5. validate_splice_contributions migration: Moved from validate_splice_init/validate_tx_init_rbf to their callers with identical parameters and error wrapping (WarnAndDisconnect).

6. exit_quiescence visibility: Correctly made non-test-only since quiescent_negotiation_err needs it in production.

7. exited_quiescence flow: Properly triggers check_free_peer_holding_cells via handle_error (line 4613-4626), matching the existing tx_abort handling pattern.

8. Tests: Cover the key scenarios — quiescence exit on rejection, STFU re-proposal when pending action exists, holding cell freeing, and misbehaving peer detection.

No issues found.

[jkczyz]

Note that we'll now abort an in-progress RBF if the counterparty misbehaves by sending us tx_init_rbf. The spec isn't really clear on what to do here. There's a similar case in validate_splice_init where we'll disconnect if we already have a pending splice (even if negotiation is still in progress). The spec does indicate this should be done. So maybe both of these are fine?

[jkczyz]

Rebased

[wpaulino]

Hm I'm not sure we want to use this since the debug assertions there are reachable, but the mark_response_received call makes me realize we may need to do this elsewhere to avoid an unintentional disconnect (maybe write a test to confirm?).

[jkczyz]

Hm I'm not sure we want to use this since the debug assertions there are reachable,

The fixup commit makes sure that we don't return ChannelError::Abort until we know we are quiescent, so I think those asserts are unreachable from here?

but the mark_response_received call makes me realize we may need to do this elsewhere to avoid an unintentional disconnect (maybe write a test to confirm?).

Like when processing splice_init, splice_ack, tx_init_rbf, tx_ack_rbf, or interactive-tx messages?

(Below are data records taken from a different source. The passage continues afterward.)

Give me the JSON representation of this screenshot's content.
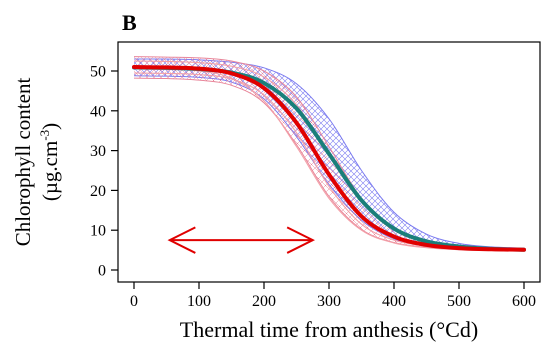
{
  "figure": {
    "panel_label": "B"
  },
  "chart_data": {
    "type": "line",
    "title": "",
    "xlabel": "Thermal time from anthesis (°Cd)",
    "ylabel_line1": "Chlorophyll content",
    "ylabel_unit_base": "(µg.cm",
    "ylabel_unit_exp": "-3",
    "ylabel_unit_close": ")",
    "xlim": [
      0,
      600
    ],
    "ylim": [
      0,
      55
    ],
    "xticks": [
      0,
      100,
      200,
      300,
      400,
      500,
      600
    ],
    "yticks": [
      0,
      10,
      20,
      30,
      40,
      50
    ],
    "grid": false,
    "legend": "none",
    "x": [
      0,
      50,
      100,
      150,
      200,
      250,
      300,
      350,
      400,
      450,
      500,
      550,
      600
    ],
    "series": [
      {
        "color": "#1a7f7a",
        "values": [
          50.9,
          50.8,
          50.5,
          49.6,
          47.0,
          40.6,
          29.2,
          17.5,
          10.4,
          7.2,
          5.9,
          5.3,
          5.1
        ]
      },
      {
        "color": "#e00000",
        "values": [
          51.0,
          50.9,
          50.6,
          49.4,
          45.7,
          37.0,
          24.0,
          13.5,
          8.4,
          6.3,
          5.5,
          5.2,
          5.1
        ]
      }
    ],
    "bands": [
      {
        "color": "#7b7bf0",
        "upper": [
          53.0,
          53.0,
          52.8,
          52.2,
          50.8,
          46.8,
          38.0,
          25.0,
          14.5,
          9.0,
          6.7,
          5.8,
          5.5
        ],
        "lower": [
          48.8,
          48.7,
          48.4,
          47.2,
          43.0,
          33.5,
          21.5,
          12.5,
          7.8,
          6.0,
          5.3,
          5.0,
          4.9
        ]
      },
      {
        "color": "#e8869a",
        "upper": [
          53.6,
          53.5,
          53.3,
          52.5,
          50.0,
          43.5,
          31.0,
          18.0,
          10.5,
          7.3,
          6.0,
          5.4,
          5.2
        ],
        "lower": [
          48.2,
          48.1,
          47.7,
          46.4,
          42.0,
          31.5,
          18.5,
          10.2,
          6.9,
          5.7,
          5.1,
          4.9,
          4.8
        ]
      }
    ],
    "extra_lines": [
      {
        "color": "#f3a0a8",
        "values": [
          49.5,
          49.4,
          49.1,
          48.0,
          44.0,
          34.5,
          21.0,
          11.5,
          7.5,
          6.0,
          5.3,
          5.0,
          4.9
        ]
      },
      {
        "color": "#f3a0a8",
        "values": [
          52.5,
          52.4,
          52.1,
          51.2,
          48.5,
          41.5,
          29.0,
          17.0,
          10.0,
          7.0,
          5.8,
          5.3,
          5.1
        ]
      },
      {
        "color": "#f3a0a8",
        "values": [
          50.5,
          50.4,
          50.0,
          48.2,
          42.5,
          31.0,
          18.0,
          10.0,
          6.8,
          5.6,
          5.1,
          4.9,
          4.8
        ]
      }
    ],
    "annotation_arrow": {
      "color": "#e00000",
      "x_start": 55,
      "x_end": 275,
      "y": 7.5
    }
  }
}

One thing I noticed when exploring this as since we don't have a FundedChannel for v2 establishment, we use UNFUNDED_CHANNEL_AGE_LIMIT_TICKS to timeout instead. So updating sent_message_awaiting_response on the ChannelContext has no effect there. We'd effectively have two different mechanisms for timing out. Are we ok with that? Or should we try to use the UNFUNDED_CHANNEL_AGE_LIMIT_TICKS for splice funding, too?

[wpaulino]

We should include a payment such that the outbound HTLC gets sent out after the abort as a result of freeing the holding cell.